[Rating: Minor Rock Fist Down]
A half-Woke fever-dream populated by big ideas and half-finished epiphanies, Bodied is a bad film with a lot of good ideas. A story about a white, privileged, 20-something who allows himself to be swept out into an African-American social current, the movie isn’t as clever as it thinks it is, and sure as hell isn’t as nuanced and insightful as it needs to be to pull off what it’s going for, here.
Bodied opens at an Oakland rap battle, where the audience meets Adam (Calum Worthy), a Literature major doing research for his thesis. Adam approaches one of the battle victors, Behn (Jackie Long), all bubbling with excitement from witnessing first-hand what he’s only read about or seen on YouTube. Adam explains that he’s fascinated by the free-form structure of rap battles and wants to analyze it thru an academic lens to examine 21st century racial, social, and gender constructs. Before he knows it, though, Adam slips into the rap battle circuit himself, and uses academic resources to craft his own “bars” when competing.
There’s a lot of fertile ground to plow with this set-up, as rap battles exist in a special realm where a person is given license to tread upon topics that would normally seem inappropriate or insensitive (and maybe are, anyway). Adam’s position as a white observer and chronicler of a traditionally African-American experience carries a lot of historical baggage, too, and is enough for an interesting set-up all by itself even before he starts battling. Yet whether it is because the script doesn’t know how to approach any of this red-hot material earnestly, or is just afraid to do so, the result is the same: Bodied begins to fall apart almost immediately.
For starters, there’s Adam: a character with a lot of interesting, progressive ideas, yet with no roadmap about how he’s gotten there. He’s surrounded by pseudo-social justice warriors like his wet-blanket vegan girlfriend, Maya (Rory Uphold), who has varying levels of disinterest and disdain for anyone that doesn’t share her privilege. There’s an attempt to ground Adam’s interest in African-American culture via his dad/professor/thesis advisor/ “probably the most famous literary critic in the country” (Anthony Michael Hall in an utterly wasted role), yet their interactions are brief, and don’t provide the foundation that would explain Adam’s origin story.

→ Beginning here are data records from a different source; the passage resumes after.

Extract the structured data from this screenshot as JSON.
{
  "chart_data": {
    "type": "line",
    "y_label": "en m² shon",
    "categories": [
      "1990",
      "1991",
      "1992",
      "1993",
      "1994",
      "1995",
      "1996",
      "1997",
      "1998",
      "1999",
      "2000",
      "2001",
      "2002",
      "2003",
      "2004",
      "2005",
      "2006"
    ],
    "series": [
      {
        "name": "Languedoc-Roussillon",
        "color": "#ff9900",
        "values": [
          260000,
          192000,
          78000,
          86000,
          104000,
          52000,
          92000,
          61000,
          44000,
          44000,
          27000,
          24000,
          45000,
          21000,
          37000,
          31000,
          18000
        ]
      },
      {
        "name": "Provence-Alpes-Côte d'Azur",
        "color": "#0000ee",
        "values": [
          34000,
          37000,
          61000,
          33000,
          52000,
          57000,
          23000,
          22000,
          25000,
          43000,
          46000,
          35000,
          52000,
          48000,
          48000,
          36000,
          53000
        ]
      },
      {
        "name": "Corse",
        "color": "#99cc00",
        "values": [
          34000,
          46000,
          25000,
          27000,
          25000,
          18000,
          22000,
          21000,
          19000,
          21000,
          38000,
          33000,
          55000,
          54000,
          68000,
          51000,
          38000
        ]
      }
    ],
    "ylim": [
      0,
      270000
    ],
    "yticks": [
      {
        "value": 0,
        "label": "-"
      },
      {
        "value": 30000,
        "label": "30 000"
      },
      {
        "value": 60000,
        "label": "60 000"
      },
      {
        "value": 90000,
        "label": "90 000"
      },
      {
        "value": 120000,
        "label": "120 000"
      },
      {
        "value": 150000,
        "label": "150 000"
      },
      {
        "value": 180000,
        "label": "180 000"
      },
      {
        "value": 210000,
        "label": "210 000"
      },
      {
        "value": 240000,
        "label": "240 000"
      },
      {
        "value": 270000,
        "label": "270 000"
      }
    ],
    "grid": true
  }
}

The result of all of this is pretty cartoonish. All of the white people in Adam’s life are smiling racists that “hide” their prejudices by advocating for conspicuously well-spoken, mainstream African American celebrities like LL Cool J and Maya Angelou. They complain about people of color in their gentrified spaces and can’t seem to fathom why Adam would want to spend his time exploring Oakland’s urban culture. Thematically, all of this represents nothing more than a straw man narrative, as Adam’s world and the people in it are so aggressively awful that it would be shocking if they didn’t get their comeuppance (or Adam his redemption).

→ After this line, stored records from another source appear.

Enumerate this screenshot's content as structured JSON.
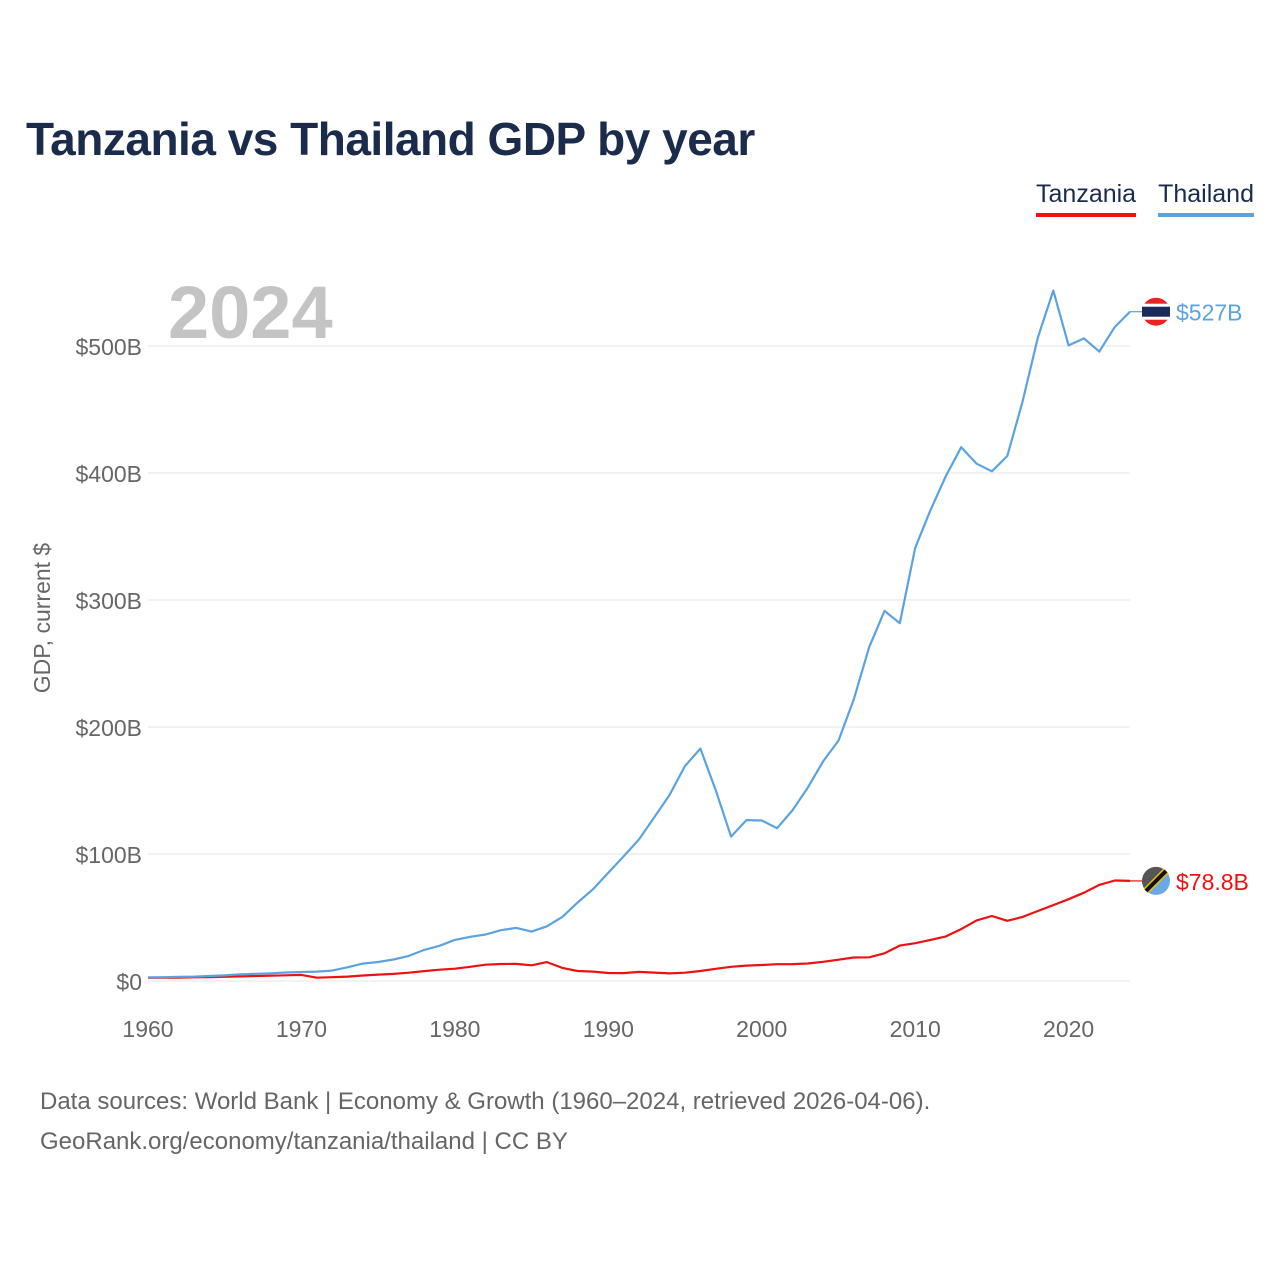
{
  "title": "Tanzania vs Thailand GDP by year",
  "legend": [
    {
      "label": "Tanzania",
      "color": "#ee1111"
    },
    {
      "label": "Thailand",
      "color": "#5ba3e0"
    }
  ],
  "year_label": "2024",
  "source_line1": "Data sources: World Bank | Economy & Growth (1960–2024, retrieved 2026-04-06).",
  "source_line2": "GeoRank.org/economy/tanzania/thailand | CC BY",
  "chart_data": {
    "type": "line",
    "title": "Tanzania vs Thailand GDP by year",
    "xlabel": "",
    "ylabel": "GDP, current $",
    "xlim": [
      1960,
      2024
    ],
    "ylim": [
      0,
      550
    ],
    "y_unit": "billion USD",
    "x_ticks": [
      1960,
      1970,
      1980,
      1990,
      2000,
      2010,
      2020
    ],
    "y_ticks": [
      {
        "value": 0,
        "label": "$0"
      },
      {
        "value": 100,
        "label": "$100B"
      },
      {
        "value": 200,
        "label": "$200B"
      },
      {
        "value": 300,
        "label": "$300B"
      },
      {
        "value": 400,
        "label": "$400B"
      },
      {
        "value": 500,
        "label": "$500B"
      }
    ],
    "grid": true,
    "legend_position": "top-right",
    "x": [
      1960,
      1961,
      1962,
      1963,
      1964,
      1965,
      1966,
      1967,
      1968,
      1969,
      1970,
      1971,
      1972,
      1973,
      1974,
      1975,
      1976,
      1977,
      1978,
      1979,
      1980,
      1981,
      1982,
      1983,
      1984,
      1985,
      1986,
      1987,
      1988,
      1989,
      1990,
      1991,
      1992,
      1993,
      1994,
      1995,
      1996,
      1997,
      1998,
      1999,
      2000,
      2001,
      2002,
      2003,
      2004,
      2005,
      2006,
      2007,
      2008,
      2009,
      2010,
      2011,
      2012,
      2013,
      2014,
      2015,
      2016,
      2017,
      2018,
      2019,
      2020,
      2021,
      2022,
      2023,
      2024
    ],
    "series": [
      {
        "name": "Tanzania",
        "color": "#ee1111",
        "end_label": "$78.8B",
        "values": [
          2.5,
          2.6,
          2.7,
          2.9,
          3.1,
          3.3,
          3.6,
          3.9,
          4.2,
          4.5,
          4.8,
          2.6,
          3.0,
          3.5,
          4.3,
          5.0,
          5.6,
          6.5,
          7.8,
          8.9,
          9.7,
          11.2,
          12.8,
          13.4,
          13.5,
          12.4,
          14.9,
          10.3,
          7.9,
          7.4,
          6.3,
          6.2,
          7.2,
          6.6,
          6.0,
          6.5,
          7.9,
          9.6,
          11.2,
          12.1,
          12.6,
          13.2,
          13.3,
          13.8,
          15.1,
          16.8,
          18.5,
          18.7,
          21.8,
          27.9,
          29.8,
          32.4,
          35.1,
          40.9,
          47.7,
          51.2,
          47.4,
          50.5,
          55.1,
          59.8,
          64.4,
          69.5,
          75.7,
          79.1,
          78.8
        ]
      },
      {
        "name": "Thailand",
        "color": "#5ba3e0",
        "end_label": "$527B",
        "values": [
          2.8,
          3.0,
          3.3,
          3.5,
          3.9,
          4.4,
          5.3,
          5.7,
          6.1,
          6.7,
          7.1,
          7.4,
          8.2,
          10.8,
          13.7,
          15.0,
          16.9,
          19.8,
          24.5,
          27.7,
          32.4,
          34.8,
          36.6,
          40.0,
          41.8,
          38.9,
          43.1,
          50.5,
          61.7,
          72.3,
          85.3,
          98.2,
          111.5,
          128.9,
          146.7,
          169.3,
          183.0,
          150.2,
          113.7,
          126.7,
          126.4,
          120.3,
          134.3,
          152.3,
          172.9,
          189.3,
          221.8,
          262.9,
          291.4,
          281.7,
          341.1,
          370.8,
          397.6,
          420.3,
          407.3,
          401.3,
          413.4,
          456.4,
          506.8,
          543.6,
          500.5,
          506.0,
          495.6,
          514.9,
          527.0
        ]
      }
    ]
  }
}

Ironically enough, it is the rap battles, with all their exaggerated posturing and whimsical prose, that offer up the most genuine, honest moments of Bodied. These scenes and the characters involved are as funny as the devil, and inject the movie with an unshakable charm and authenticity that the other parts of the effort simply don’t deserve. Behn and the other established battlers have a deeper understanding of the world’s actual racial and social dynamics than a dozen PhD’s or the hopelessly naïve Adam. They see through Adam’s good intentions and suburban curiosity in an instant, and perceive Adam for what he is: a cultural tourist at best, and an Indiana Jones style looter at worst.

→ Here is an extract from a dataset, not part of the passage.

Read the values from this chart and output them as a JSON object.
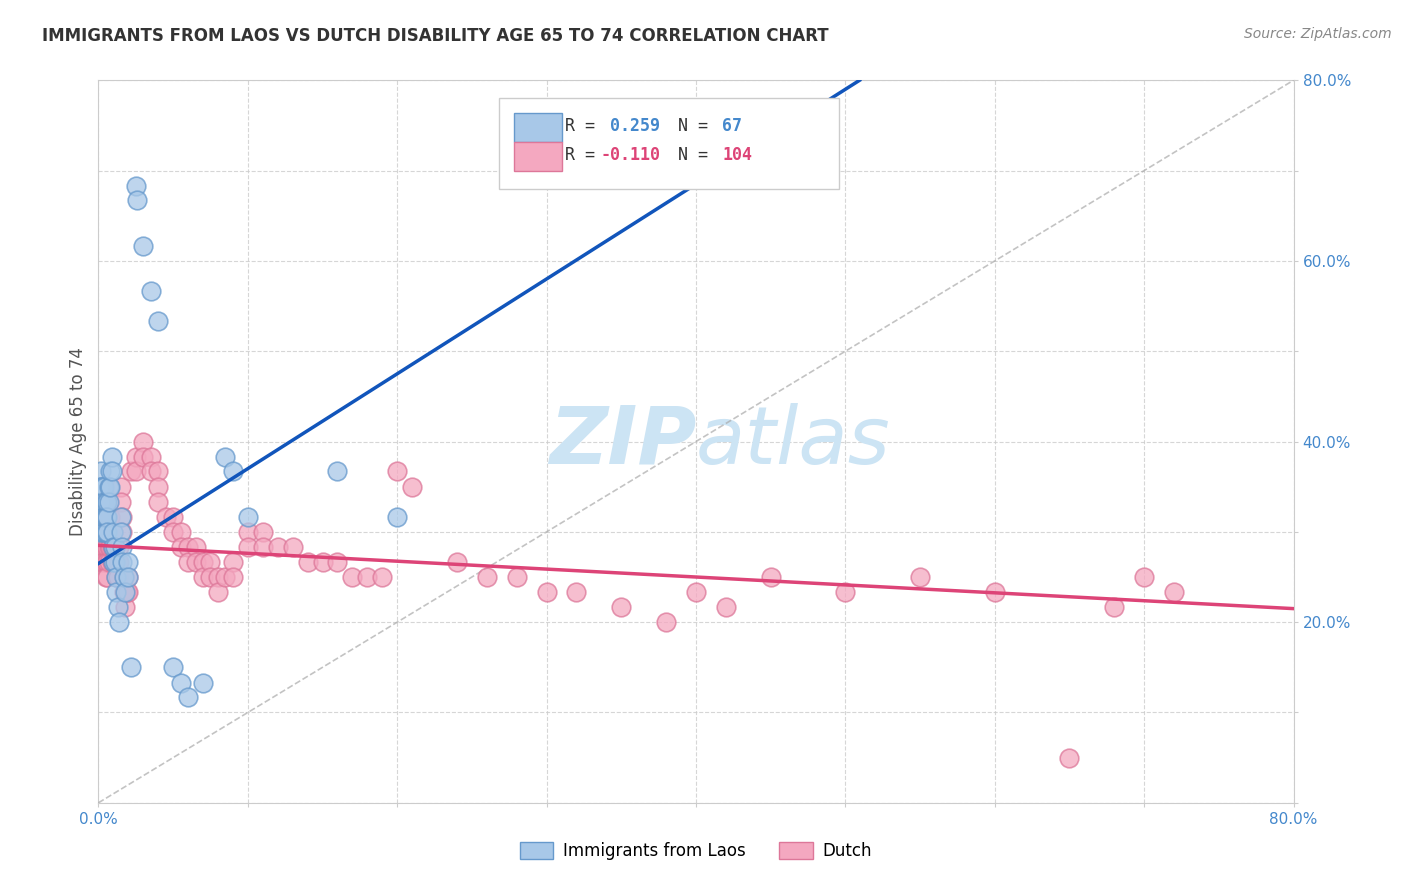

This is regrettable, too, because there is a lot of potential in this movie. Using Adam as an audience surrogate to peel back some of the more nuanced forms of white suburban racism could have fostered a better understanding of perceptions of white, black, Asian, and Hispanic cultures from within and without. Furthermore, this notion that people can be racist within the context of a battle, then suppose to step outside of that realm to disavow such language, could work well as a stand-in for cultural appropriation, racial familiarity, and the concept of “passes.”
Writer/director Joseph Kahn cut his teeth in the music video industry, and has over twenty years of experience directing artists like Rob Zombie, Taylor Swift, The Backstreet Boys, Britney Spears, Janet Jackson, DMX, and dozens of others, crafting case-specific images for mass consumption. There is obviously a nebulous understanding of the themes toyed with in Bodied vis a vis the presentation of pop culture icons across several cultural fault lines, yet none of them really connect. Except for Behn, the characters in this movie don’t make a lot of sense, and fail to adhere to the logic of their own conceit. Narrative threads are spun into the open, only to dangle unresolved in many cases, and certain imagery (like the regular appearance of cats in almost every scene) don’t make any sense at all.
Playing on June 9th and 10th at this year’s Seattle International Film Festival, Bodied is a bit of a corpse: all the right pieces are there, yet it just doesn’t function. Interesting and timely ideas aren’t enough to elevate the material beyond the broad, hyper-realistic world the story lives within. And while it is clear that Kahn has some prescient ideas, as well as a flair for the visual, a slap-dash script devoid of fully realized characters or nuanced insight ultimately kills Bodied before it can find its feet.